Amigas blogueros: Les comparto esta fumada. Espero que la letra C los colme de coitos.
Cambiar, claro que conviene cambiar
Como quiero comentar con C, considero que convendría combinar citas coloquiales con ciertas curiosidades. Creo que cuidadosamente colaboraré con cultivar criterios conformistas.
Como cuesta conseguir calificativos, cada cuanto colocaré «que», «qui» ... conforme corrija cada capítulo.
Comencemos:
Contradictoriamente, congresistas cínicos conviven con cultos compatriotas; cabezones consumados coinciden con crápulas que quieren confundirnos. Con cada casco contaminan cuanta carretera conocen. ¡Caracolean como cabras!... Como ciertos clérigos cabrones cuyas conductas confunden.
Claro que cada cual crece con costumbres colaterales, como cuando comemos, como cuando caminamos, como cuando cagamos; cada cual crece con conflictos colosales. Que cada quien cante como quiera, claro; quien crea que conviene colaborar con cuanto caballo compra conciencias, que colabore. Complicará ciertas cosas. Consecuentemente, querrá quejarse cuando comprenda que caprichosamente cooperó con cerotes criminales, con crápulas que compran cerebros como quien compra coliflores.

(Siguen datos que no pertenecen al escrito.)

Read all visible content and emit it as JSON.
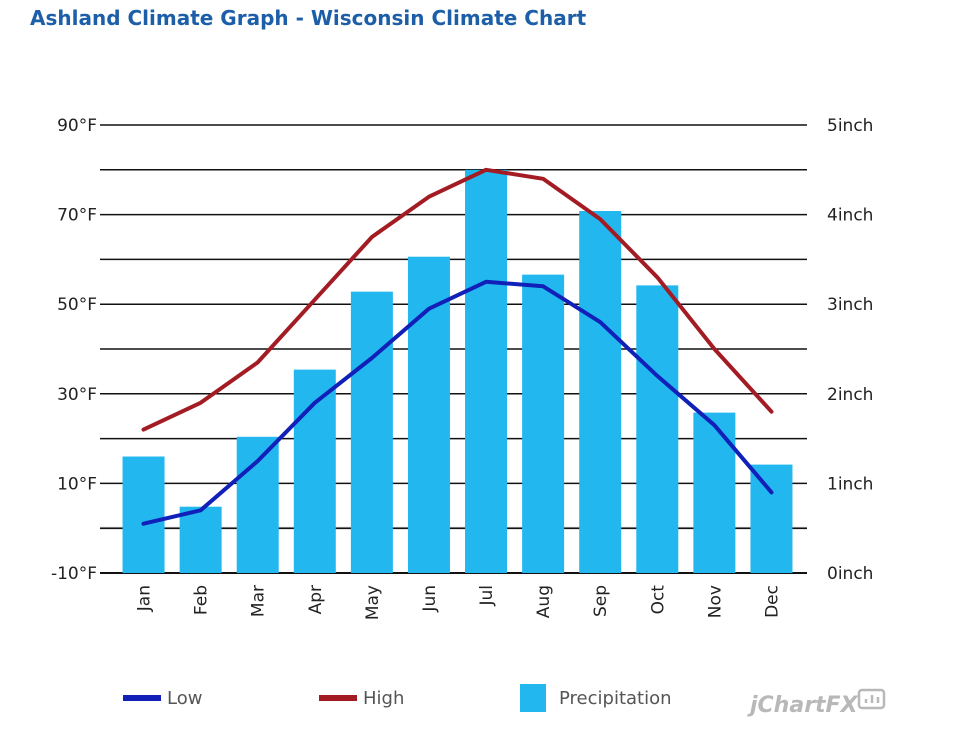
{
  "title": "Ashland Climate Graph - Wisconsin Climate Chart",
  "brand": "jChartFX",
  "chart_data": {
    "type": "bar",
    "title": "Ashland Climate Graph - Wisconsin Climate Chart",
    "categories": [
      "Jan",
      "Feb",
      "Mar",
      "Apr",
      "May",
      "Jun",
      "Jul",
      "Aug",
      "Sep",
      "Oct",
      "Nov",
      "Dec"
    ],
    "y_left": {
      "ticks": [
        "90°F",
        "70°F",
        "50°F",
        "30°F",
        "10°F",
        "-10°F"
      ],
      "ylim": [
        -10,
        90
      ],
      "unit": "°F"
    },
    "y_right": {
      "ticks": [
        "5inch",
        "4inch",
        "3inch",
        "2inch",
        "1inch",
        "0inch"
      ],
      "ylim": [
        0,
        5
      ],
      "unit": "inch"
    },
    "series": [
      {
        "name": "Low",
        "type": "line",
        "axis": "left",
        "color": "#1020b8",
        "values": [
          1,
          4,
          15,
          28,
          38,
          49,
          55,
          54,
          46,
          34,
          23,
          8
        ]
      },
      {
        "name": "High",
        "type": "line",
        "axis": "left",
        "color": "#a31c24",
        "values": [
          22,
          28,
          37,
          51,
          65,
          74,
          80,
          78,
          69,
          56,
          40,
          26
        ]
      },
      {
        "name": "Precipitation",
        "type": "bar",
        "axis": "right",
        "color": "#22b8ef",
        "values": [
          1.3,
          0.74,
          1.52,
          2.27,
          3.14,
          3.53,
          4.5,
          3.33,
          4.04,
          3.21,
          1.79,
          1.21
        ]
      }
    ],
    "grid": true,
    "legend": "bottom"
  }
}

Cambiar, claro que cuesta cambiar. Ciertos comerciantes quieren cobrar con creces cada cosa que compran. Cínicamente, quieren convencernos, canturreando: «Conciudadanos, contribuyamos comprando caro». «Contertulios, cómprenme, que compré costoso». Claro que cuesta cambiar.

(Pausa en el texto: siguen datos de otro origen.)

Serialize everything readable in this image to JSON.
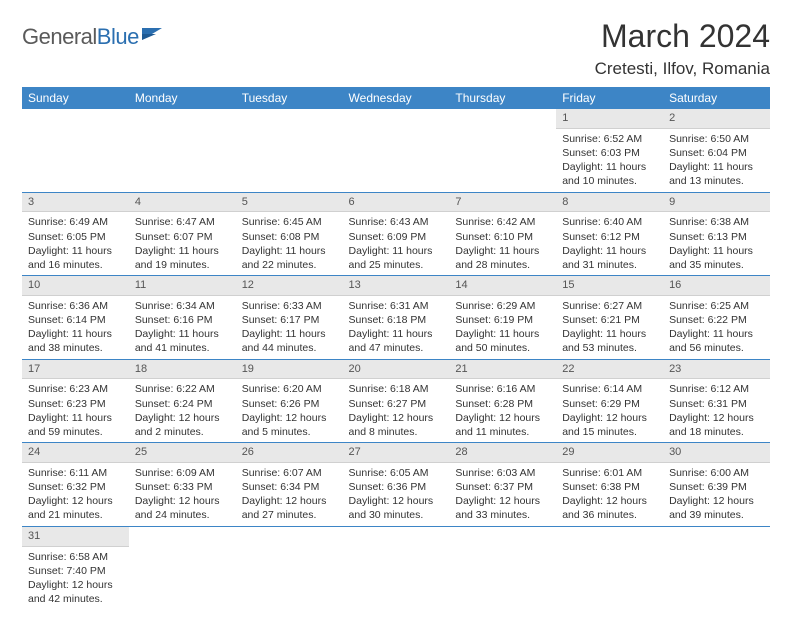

Creo que convendría que comiencen ciertos coros clericales: Curas católicos que cometen crímenes contra quinceañeros culminarán corroídos. Capellanes que, cuando conspiran con Cupido, cogen con carismáticas católicas. Catequistas codiciosos que quisieran quedarse con cada centavo, cuales carteristas con corbata como Cash, como Caballeros, quienes cuentan cada costilla como carniceros con cuchillos ¡Cabrones, Cretinos, Codiciosos, Cobradores Culeros! Quiera Cristo que ciertas costumbres cambien completamente.
Cambiar, claro que conviene que cambiemos, constructivamente, como cuando Quirio Cataño consideró que Cristo querría cambiar color, contribuyó cualitativamente cuestionando criterios conformistas. Cataño contradijo con capacidad. Creo que convendría copiarle.
Queridos camaradas:
Convivamos con categoría; cambiemos cuidadosamente. Condescendamos. Cohabitemos construyendo; compartamos cariñosamente. Consideremos que cada ciudadano querría quitarse quinientas complicaciones que carga como castigo. Quien quita que cada ciudad construya cerros cálidos, cielos claros cuales cántaros cuyo contenido cause contento. Cronológicamente, cada cual crece cuando consigue controlar cuanta carestía contiene.
Creo que conviene concluir.
(Otro día les comentaré con la «v» de Volicía Nacional).